Deciding where you need SOA is not rocket science. The core requirement is to provide business process functionality to a diverse set of consumers, both end users and other applications. If that isn’t the case, SOA should be viewed skeptically; adding more moving parts will raise development and maintenance costs and may not offer meaningful return on investment.

It’s also not hard to tell the difference between adopting SOA and just using SOAP (and ESBs, and repositories, and rules engines, et cetera.) With SOA, your development is split across channel product initiatives and supporting service teams, with the latter taking a healthy portion of project funding and engineering talent. There are governance structures in place to drive consolidation onto common services. Executive sponsorship is rock-solid, and finance is on board with cost and ROI models for service projects that demonstrate clear long-term value to the business.

(Disclaimer: The above opinions are mine alone and do not necessarily represent the views of current or former employers.)

2 comments:

sriram said...

Great post.

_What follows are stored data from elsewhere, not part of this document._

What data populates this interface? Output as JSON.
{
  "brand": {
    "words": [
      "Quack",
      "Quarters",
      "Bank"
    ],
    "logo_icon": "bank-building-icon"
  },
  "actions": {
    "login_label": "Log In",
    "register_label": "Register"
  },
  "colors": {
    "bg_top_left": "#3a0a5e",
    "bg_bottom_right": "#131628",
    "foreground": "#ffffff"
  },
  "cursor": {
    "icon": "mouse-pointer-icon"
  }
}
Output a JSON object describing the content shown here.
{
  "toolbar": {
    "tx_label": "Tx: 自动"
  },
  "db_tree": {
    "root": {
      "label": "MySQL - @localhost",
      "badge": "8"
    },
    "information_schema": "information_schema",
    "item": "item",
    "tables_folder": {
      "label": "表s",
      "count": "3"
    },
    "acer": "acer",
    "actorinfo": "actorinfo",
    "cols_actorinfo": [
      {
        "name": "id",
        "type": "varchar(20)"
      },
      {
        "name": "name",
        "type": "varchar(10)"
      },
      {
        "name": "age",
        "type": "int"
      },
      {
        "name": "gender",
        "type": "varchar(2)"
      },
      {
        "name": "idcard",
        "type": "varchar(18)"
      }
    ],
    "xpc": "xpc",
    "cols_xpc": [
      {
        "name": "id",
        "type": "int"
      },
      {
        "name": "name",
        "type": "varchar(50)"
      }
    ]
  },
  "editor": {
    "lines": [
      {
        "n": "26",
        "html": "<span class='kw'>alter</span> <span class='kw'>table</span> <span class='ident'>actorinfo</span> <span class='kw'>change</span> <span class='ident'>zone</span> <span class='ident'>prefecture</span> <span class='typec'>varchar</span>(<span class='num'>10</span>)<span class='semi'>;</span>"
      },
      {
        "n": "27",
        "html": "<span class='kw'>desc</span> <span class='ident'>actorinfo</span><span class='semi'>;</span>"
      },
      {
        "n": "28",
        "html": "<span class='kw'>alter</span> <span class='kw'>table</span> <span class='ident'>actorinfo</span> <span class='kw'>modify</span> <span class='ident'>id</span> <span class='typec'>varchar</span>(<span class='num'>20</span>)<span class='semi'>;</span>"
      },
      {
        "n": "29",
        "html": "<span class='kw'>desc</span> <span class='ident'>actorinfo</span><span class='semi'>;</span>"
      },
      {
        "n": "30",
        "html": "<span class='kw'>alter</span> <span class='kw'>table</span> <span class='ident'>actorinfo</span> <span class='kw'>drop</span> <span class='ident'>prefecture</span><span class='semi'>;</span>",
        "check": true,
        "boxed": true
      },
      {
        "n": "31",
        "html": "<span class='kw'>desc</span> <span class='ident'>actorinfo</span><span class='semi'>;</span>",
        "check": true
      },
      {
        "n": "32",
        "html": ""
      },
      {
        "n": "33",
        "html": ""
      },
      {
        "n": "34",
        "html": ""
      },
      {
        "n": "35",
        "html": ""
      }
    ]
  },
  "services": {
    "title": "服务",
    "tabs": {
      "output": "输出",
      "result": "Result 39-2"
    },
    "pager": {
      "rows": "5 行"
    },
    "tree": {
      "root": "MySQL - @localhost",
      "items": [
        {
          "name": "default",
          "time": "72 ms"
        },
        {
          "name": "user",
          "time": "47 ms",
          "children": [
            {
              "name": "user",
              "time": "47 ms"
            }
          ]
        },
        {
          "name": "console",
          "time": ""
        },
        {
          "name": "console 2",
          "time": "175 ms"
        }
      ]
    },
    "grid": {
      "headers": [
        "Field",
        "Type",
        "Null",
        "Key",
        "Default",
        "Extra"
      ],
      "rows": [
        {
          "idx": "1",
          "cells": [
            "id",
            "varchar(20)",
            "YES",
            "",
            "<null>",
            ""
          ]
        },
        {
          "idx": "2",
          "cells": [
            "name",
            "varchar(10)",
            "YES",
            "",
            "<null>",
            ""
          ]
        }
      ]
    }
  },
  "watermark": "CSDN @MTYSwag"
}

Nice businessy definition too. I was searching for a post that I once read about not settling for a product oriented architecture and stumbled across your post.

Jordan Braunstein said...

I just blogged that I think “Big SOA is Dead; Little SOA is Thriving” at: http://tinyurl.com/soa-today2 . Ok, maybe Big SOA isn’t “dead”, but certainly struggling to convince companies to invest in BPM, BAM, ESB (Big SOA) in today’s economic climate is a tough, academic sell when they can go Little SOA with positive ROI. Organizations want rapid results– they want SOA Today and not 6-9 months down the line!